Deliciei-me com o teu estilo "livre" e com a descrição sucinta mas perfeita do ambiente da escola e da sociedade em que está inserida.
Eu conheço bem, desde criança, o Minho litoral e as suas gentes.
(além de ter uma costela minhota)
Sei avaliar bem este trabalho.

Obrigado pela visita ao meu blog.
Não é preciso dizer-te para voltares porque eu sei que lá estarás a cada capítulo.

Beijinhos

5:09 PM  
Blogger Henrique Santos said...

Olá Bela,
Um texto de tamanha carga emocional, límpido, que nos transporta para um mundo que não conhecemos... Ele existe e até está ao nosso alcance, mas não vemos... Em 2005, na Europa, faz-nos pensar no que fizemos para melhorar a vida do nosso Povo, o autêntico? Seja na cidade ou no campo, seja a roubar ou a ajudar no campo, o que fizemos pelas nossas crianças? Temos sido incompetentes na nossa função? Que bela experiência... Estou comovido, as tuas palavras ainda que suaves, e escolhidas por quem sabe da poda, ainda me martelam o entendimento, e os meus olhos, choramigaram...
Obrigada, Ricky

5:13 PM  
Blogger Miguel Sousa said...

lindo...quando dei aulas no Porto Moniz, na minha saudosa ilha da Madeira, parei várias vezes a aula para ir com os alunos ver as famílias de baleias e cachalotes que passavam perto daquele "campo" polivalente...há coisas impagáveis...

6:04 PM  
Blogger Betty Branco Martins said...

Querida Leonor

Adorei aquele “toque” do norte (Professôara… num fiz os debiêres)

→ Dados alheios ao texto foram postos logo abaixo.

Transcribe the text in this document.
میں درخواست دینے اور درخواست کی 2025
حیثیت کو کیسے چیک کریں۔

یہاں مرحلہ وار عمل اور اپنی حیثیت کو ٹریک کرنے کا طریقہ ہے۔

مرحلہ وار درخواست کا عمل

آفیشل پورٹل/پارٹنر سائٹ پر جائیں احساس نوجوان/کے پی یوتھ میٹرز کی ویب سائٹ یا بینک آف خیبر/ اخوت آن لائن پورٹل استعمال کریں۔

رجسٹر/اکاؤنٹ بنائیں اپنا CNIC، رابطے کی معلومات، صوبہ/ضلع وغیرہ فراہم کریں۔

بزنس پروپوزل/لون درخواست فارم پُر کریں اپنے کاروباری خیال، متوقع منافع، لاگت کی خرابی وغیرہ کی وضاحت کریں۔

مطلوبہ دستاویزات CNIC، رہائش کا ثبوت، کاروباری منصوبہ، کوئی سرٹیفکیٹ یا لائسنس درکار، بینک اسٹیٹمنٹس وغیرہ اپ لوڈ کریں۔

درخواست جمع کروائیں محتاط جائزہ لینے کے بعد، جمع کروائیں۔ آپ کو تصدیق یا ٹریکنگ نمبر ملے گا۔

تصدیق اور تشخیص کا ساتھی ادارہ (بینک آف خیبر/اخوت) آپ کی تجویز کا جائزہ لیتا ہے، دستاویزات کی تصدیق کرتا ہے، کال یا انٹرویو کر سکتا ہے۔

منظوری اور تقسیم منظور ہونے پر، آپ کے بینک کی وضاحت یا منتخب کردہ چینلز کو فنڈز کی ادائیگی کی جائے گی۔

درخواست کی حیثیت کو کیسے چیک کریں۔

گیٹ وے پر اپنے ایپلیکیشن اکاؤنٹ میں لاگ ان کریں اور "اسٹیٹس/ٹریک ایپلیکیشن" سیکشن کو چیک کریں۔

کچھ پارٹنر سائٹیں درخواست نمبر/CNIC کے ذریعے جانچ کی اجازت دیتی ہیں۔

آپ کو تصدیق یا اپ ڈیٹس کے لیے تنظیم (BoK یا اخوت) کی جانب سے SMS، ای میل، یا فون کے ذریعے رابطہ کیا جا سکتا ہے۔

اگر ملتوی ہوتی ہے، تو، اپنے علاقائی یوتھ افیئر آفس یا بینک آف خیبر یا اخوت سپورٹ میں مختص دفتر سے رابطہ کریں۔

Não tens que te sentir mal pelo “castigo” tens mesmo que aplicar a disciplina, para o bem dessas crianças. E tenho a certeza que elas entendem, (podem não gostar no momento) que o fazes de uma forma preocupada e carinhosa.

Beijinhos

8:54 PM  
Blogger Mocho Falante said...

Nem imaginas como gostei deste teu post. Estava eu aqui confortavelmente sentado no meu lar e a pensar como nos queixamos de barriga cheia....

De facto as lições de vida que aprendemos dos mais simples são de facto as lições mais duradouras que ficam

9:04 PM  
Anonymous Luisinha said...

Adorei os diálogos dos teus alunos. Deve ser muito estimulante para quem gosta de ensinar, passar por essas experiências.
Eu é mais Ponto Cruz... Dá um saltinho ao meu novo site e deixa uma assinatura no livro de visitas.
Beijocas
Luisinha

10:15 PM  
Blogger Dumb said...

Apesar de todo o transtorno que tiveste por te mudares da capital para o portugal "profundo", se calhar vai fazer-te bem ver que nem toda a gente vê o mundo da mesma forma...

E não precisas de ter vergonha. Só tens que te adaptar à realidade nova.

Boa Sorte

10:40 PM  
Anonymous Colibri said...

Vim aqui desejar-te uma boa semana de aulas.
E que aprendas tanto com os teus meninos, como eles aprendem contigo...

P.s- Não fiz os deveres de casa, faço no intervalo, sim?

12:35 AM  
Anonymous batista filho said...

Dia após dia, todos os dias, aprendendo e ensinando; se alegrando com as pequenas vitórias, tuas e deles; se entristecendo, por vezes, quando percebes que a maioria absoluta dos teus alunos pobres continuarão pobres e os filhos deles também - com iguais ou maiores dificuldades que os próprios pais, porque os responsáveis pela pobreza se reciclam, mas não abrem mão do egoísmo. Sem ti, porém, e outras pessoas semelhantes, a situação estaria muito muito pior! Contigo, porém, e outras pessoas semelhantes - a Esperança numa sociedade justa e fraterna se mantém. Que seja uma luzinha bruxuleante, por vezes, é o quanto basta para que um barco não soçobre no mar da descrença, e com ele, muitas vidas.
Um abraço solidário, amiga-irmã.

1:02 AM  
Blogger Apenas, o cidadão said...

belo texto. já pensou escrever algum livro?

não tenha vergonha. eu não vejo razões para tal.

A Modesta, a Jéssica e o Filipe têm a sorte (ou o merecimento) de te-la como professora.

10:34 AM  
Blogger Menina_marota said...

Não te envergonhes, Leonor.

Porque tu disseste uma verdade enorme:

- "quando chegarem à idade de dezasseis anos já conhecem o mundo do trabalho, enquanto que os meninos de Lisboa conhecem o roubo."

Não vou, nem quero aqui atribuir culpas a ninguém.

Mas o facto é que a nossa Sociedade, está cada vez mais num caminho errado, em relação aos jovens actuais.

E, a verdade é que hoje em dia é quase uma ideia permanente, de que a juventude não pode trabalhar. Ou antes, que ajudar os familiares, nas lides domésticas ou no campo, é mau.

E, recordo-me de uma notícia numa estação qualquer, sobre um miudinho de uma aldeia, que não conhecia, nem tinha nada que os meninos da cidade tinham.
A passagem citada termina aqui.